As the aging process advances, our nursing services will shift to end-of-life care. The staff at our facility will assist in making you and your loved ones as comfortable as possible as the end of life nears. Unfortunately, we cannot predict exactly when end-of-life care will begin; it very much depends on each individual’s ever declining health condition which is a part of every human being’s life. There are few greater certainties than the inevitability of death. It is important for both you and your loved one to discuss with your physician and facility caregivers the natural history of the aging process which results in unpreventable declines and bodily complications. This “natural history” refers to the expected progression of an illness or aging process based on vast medical studies. For some, these inevitable effects of aging will weaken an individual and may hasten the end of life. These events are routinely part of the natural history of the illness or death. This is commonly referred to as “death by natural causes.”
Unfortunately, due to the inevitable effects of aging, circumstances in declining health conditions often create incurable declines. It is important that we be totally candid with all of our patients and their families. For example, Individuals with advanced Alzheimer’s Dementia often succumb to an unpredictable or unforeseeable fall which may result in a major injury such as a broken bone, skull fracture, or even death.

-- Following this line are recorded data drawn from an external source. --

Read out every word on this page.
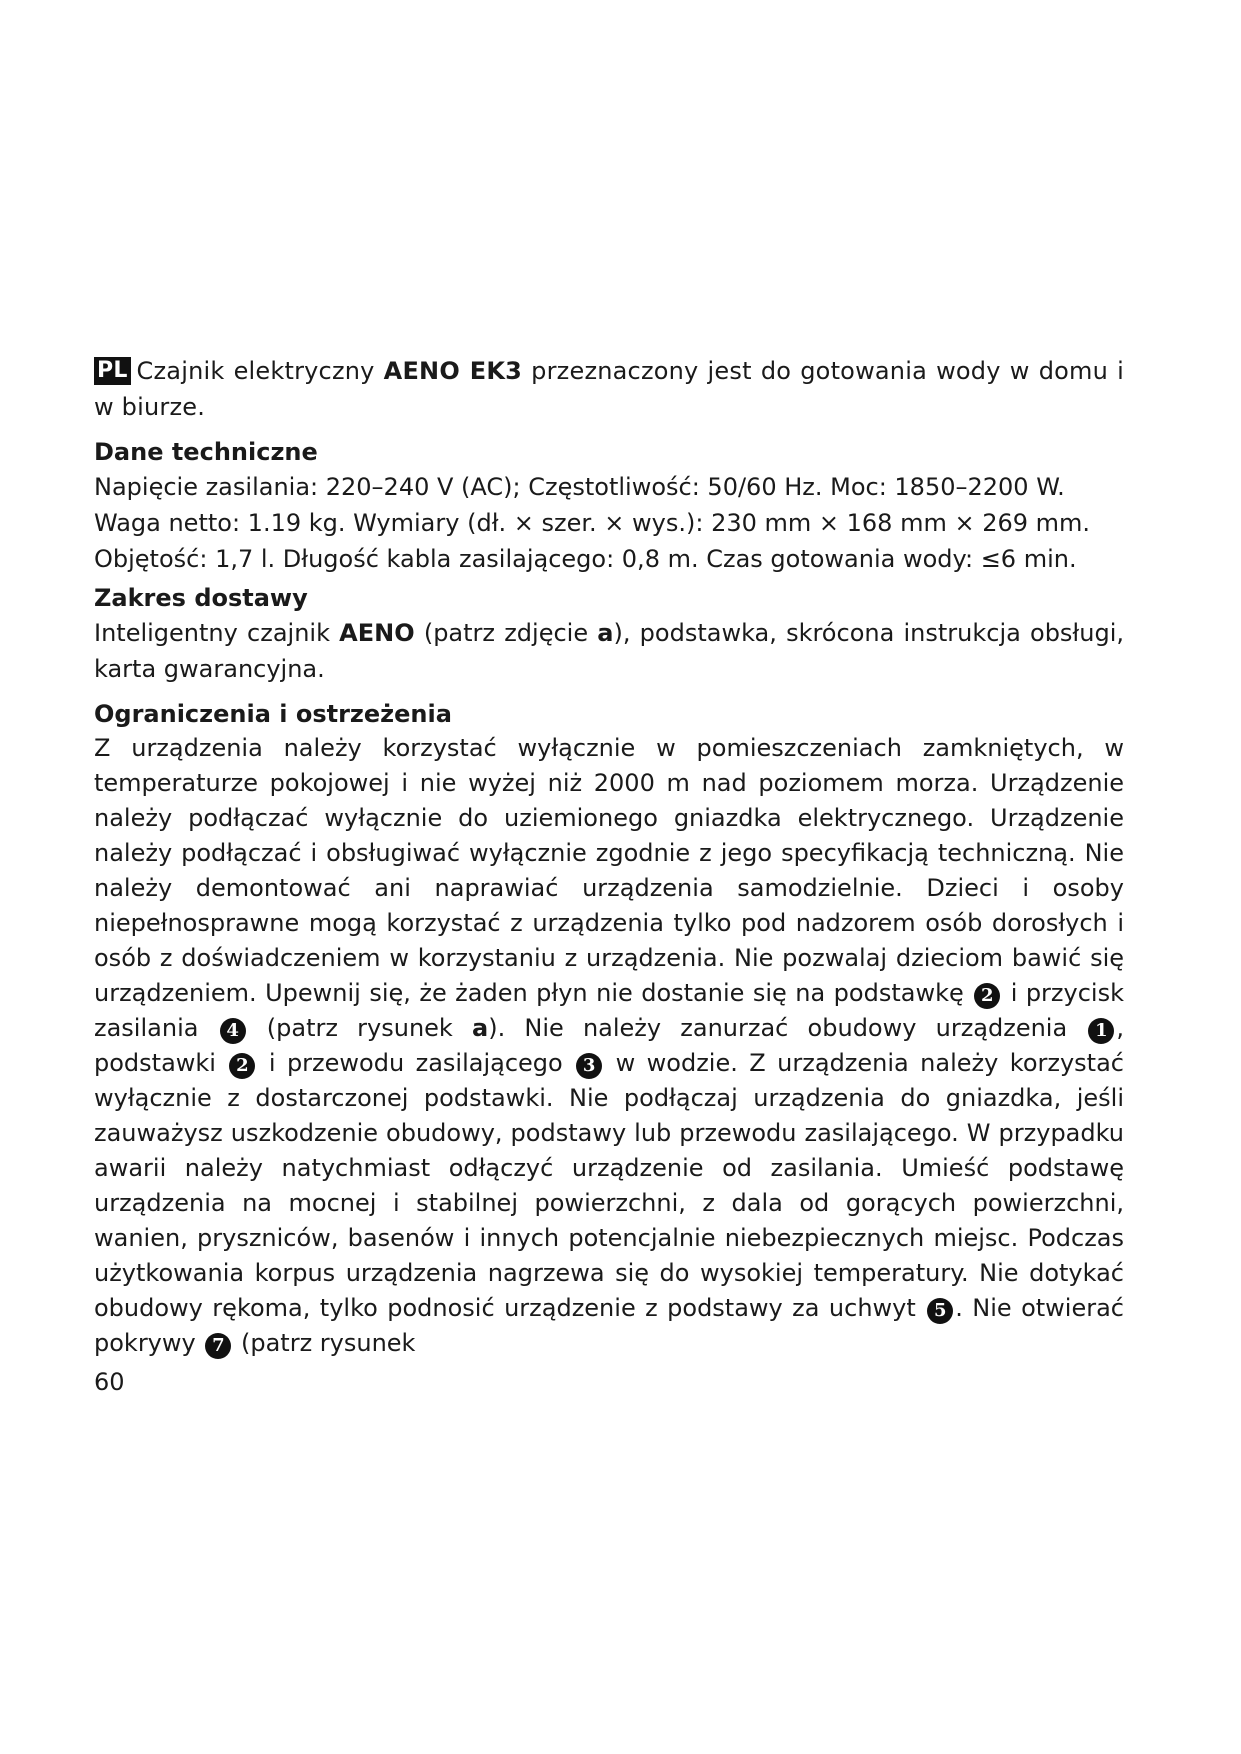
PL Czajnik elektryczny AENO EK3 przeznaczony jest do gotowania wody w domu i w biurze.

Dane techniczne

Napięcie zasilania: 220–240 V (AC); Częstotliwość: 50/60 Hz. Moc: 1850–2200 W.
Waga netto: 1.19 kg. Wymiary (dł. × szer. × wys.): 230 mm × 168 mm × 269 mm.
Objętość: 1,7 l. Długość kabla zasilającego: 0,8 m. Czas gotowania wody: ≤6 min.

Zakres dostawy

Inteligentny czajnik AENO (patrz zdjęcie a), podstawka, skrócona instrukcja obsługi, karta gwarancyjna.

Ograniczenia i ostrzeżenia

Z urządzenia należy korzystać wyłącznie w pomieszczeniach zamkniętych, w temperaturze pokojowej i nie wyżej niż 2000 m nad poziomem morza. Urządzenie należy podłączać wyłącznie do uziemionego gniazdka elektrycznego. Urządzenie należy podłączać i obsługiwać wyłącznie zgodnie z jego specyfikacją techniczną. Nie należy demontować ani naprawiać urządzenia samodzielnie. Dzieci i osoby niepełnosprawne mogą korzystać z urządzenia tylko pod nadzorem osób dorosłych i osób z doświadczeniem w korzystaniu z urządzenia. Nie pozwalaj dzieciom bawić się urządzeniem. Upewnij się, że żaden płyn nie dostanie się na podstawkę 2 i przycisk zasilania 4 (patrz rysunek a). Nie należy zanurzać obudowy urządzenia 1 , podstawki 2 i przewodu zasilającego 3 w wodzie. Z urządzenia należy korzystać wyłącznie z dostarczonej podstawki. Nie podłączaj urządzenia do gniazdka, jeśli zauważysz uszkodzenie obudowy, podstawy lub przewodu zasilającego. W przypadku awarii należy natychmiast odłączyć urządzenie od zasilania. Umieść podstawę urządzenia na mocnej i stabilnej powierzchni, z dala od gorących powierzchni, wanien, pryszniców, basenów i innych potencjalnie niebezpiecznych miejsc. Podczas użytkowania korpus urządzenia nagrzewa się do wysokiej temperatury. Nie dotykać obudowy rękoma, tylko podnosić urządzenie z podstawy za uchwyt 5 . Nie otwierać pokrywy 7 (patrz rysunek

60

Or perhaps an unpreventable serious disease stage sets in. These inevitable effects of aging are known as a “sentinel event(s)”. It is extremely important for patients and families to recognize that these “sentinel events” cannot necessarily be avoided. Consider the risk of falling in the facility. To guarantee the prevention of a fall with frail and demented individuals, all of the care would have to be provided in a bed or wheelchair with the patient strapped in or tied in; or the patient would have to have one-to-one caregiving 24 hours per day in order to monitor their ambulation. Our facility does not use physical restraints or limit patients in this manner; nor is the facility offering or required to provide one-to-one patient care on a 24-hour basis.
Your attending physician and our facility staff will help you understand the risks and benefits of care choices being made with you and your loved one. Please understand that in spite of compassionate care, attention, and treatment, you or your loved one’s chronic medical conditions will continue to progress. The inevitable effects of aging and the progression of chronic illnesses are the realities of life. We provide quality long-term care with compassion and dedication as the aging process continues.
Many public resources are available to assist you during these very emotional and sensitive times. We recommend starting with literature from the most prestigious sources, The American Medical Association and The American College of Physicians.